Book Review: The story is lacking.
Summary: 3 Stars

Black Hole was brought to my attention on a GQ article 20 Best Graphic Novels to read. I purchased three GN books-Black Hole, Y:The Last Man (Mediocre, 2 stars), and The Nightly News (5 star+, groundbreaking. Definitely the GN to get).
The main pro of Black Hole is the artwork. The book is aesthetically beautiful inside and out. The black and white art of Charles Burns is highly stylized and a big step forward for comic and graphic novel art development. It is a large book at 368 pages, but a quick two to three day read.
My main reason for not liking the book is the weak, uninteresting story and the aimlessness of it. The four main characters relationships with each other are well developed with interesting interaction and emotional tension between them, and the story creates a interesting morbid tension (ala Donny Darko), but this wans't enough for me, and unfortunately it results in an anti-climactic ending where I felt cheated after putting the book down. There were a few times I had to push myself to read as it began to fell like simply a bunch of kids wandering aimlessly and why should I care.
The story and characters reminded me of a 1986 movie, The Rivers Edge, the similarities being the teenage characters coming of age sex and recreational drug use, discontent with life and suburban hangin at the 7-eleven angst. But as The Rivers Edge's storyline became more interesting as it developed and the REdge's supporting characters actually contributed to the interest and development of the story, Black Hole's did not. The Black Hole's big story "twist" is kids mutate and grow tails or third eyes when they hump, yet this was not enough to keep me interested.
I wont reveal the killer at the end, but it came out of left field, and not in a fall of my seat Keyser Soze way.

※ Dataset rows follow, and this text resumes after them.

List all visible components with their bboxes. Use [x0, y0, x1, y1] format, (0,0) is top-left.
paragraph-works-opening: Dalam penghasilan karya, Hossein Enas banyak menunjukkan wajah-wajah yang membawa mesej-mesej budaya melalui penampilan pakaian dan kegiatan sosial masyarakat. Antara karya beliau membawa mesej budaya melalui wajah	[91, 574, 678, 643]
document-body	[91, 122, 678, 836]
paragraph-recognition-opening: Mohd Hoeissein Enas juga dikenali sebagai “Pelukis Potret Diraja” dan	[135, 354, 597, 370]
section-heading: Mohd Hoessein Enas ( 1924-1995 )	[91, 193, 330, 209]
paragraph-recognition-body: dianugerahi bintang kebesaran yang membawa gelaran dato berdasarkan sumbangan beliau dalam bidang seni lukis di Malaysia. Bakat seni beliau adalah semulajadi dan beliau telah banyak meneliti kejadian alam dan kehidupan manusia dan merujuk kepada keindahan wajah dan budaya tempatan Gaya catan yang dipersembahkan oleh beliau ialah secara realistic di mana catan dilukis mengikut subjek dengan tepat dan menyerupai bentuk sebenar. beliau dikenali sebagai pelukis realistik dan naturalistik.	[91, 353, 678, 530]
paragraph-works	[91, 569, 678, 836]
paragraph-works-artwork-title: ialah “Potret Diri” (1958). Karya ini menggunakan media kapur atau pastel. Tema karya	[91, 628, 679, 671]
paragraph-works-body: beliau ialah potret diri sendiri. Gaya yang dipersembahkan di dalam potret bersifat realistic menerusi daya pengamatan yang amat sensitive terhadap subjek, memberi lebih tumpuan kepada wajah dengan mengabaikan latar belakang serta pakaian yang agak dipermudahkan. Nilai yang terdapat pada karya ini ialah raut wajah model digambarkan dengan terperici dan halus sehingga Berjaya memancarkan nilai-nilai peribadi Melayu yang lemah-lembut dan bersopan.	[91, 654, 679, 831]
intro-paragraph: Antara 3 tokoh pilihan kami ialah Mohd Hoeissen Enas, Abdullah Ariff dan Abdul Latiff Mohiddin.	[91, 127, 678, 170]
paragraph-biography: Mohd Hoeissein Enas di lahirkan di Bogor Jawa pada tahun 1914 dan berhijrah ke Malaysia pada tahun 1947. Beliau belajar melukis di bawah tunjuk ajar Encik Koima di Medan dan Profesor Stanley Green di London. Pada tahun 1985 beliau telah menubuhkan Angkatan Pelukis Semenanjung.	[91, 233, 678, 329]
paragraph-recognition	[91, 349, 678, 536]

More of in a thrown in way.
All in all, I am not disappointed for purchasing the book mainly for the art alone, yet I would not recommend the book to friends.

Book Review: Through a black hole into a world so like our own.
Summary: 5 Stars

This book was fantastic. I'd circled it for years in the book store, and I was so happy I finally picked it up. Burns' characters are consistent, believable, and thoroughly fleshed out. You feel their emotions with the way Burns tells his story, and it brought me back to being a teenager and how the world looks through such inexperienced eyes. At the same time, there's something strange happening to everyone, and instead of being overdramatized, the problem lies in the background. Like so many of the threats in real life, the characters hope by ignoring it and pretending it's not true that it'll go away, or at least not affect them. The art was excellent, staying consistent and clear, creating an atmosphere that was believable but unique. I love the ending too, and I won't ruin it here, but it was perfect for the type of story told and leaves the reader feeling that everything that needed to be said was said.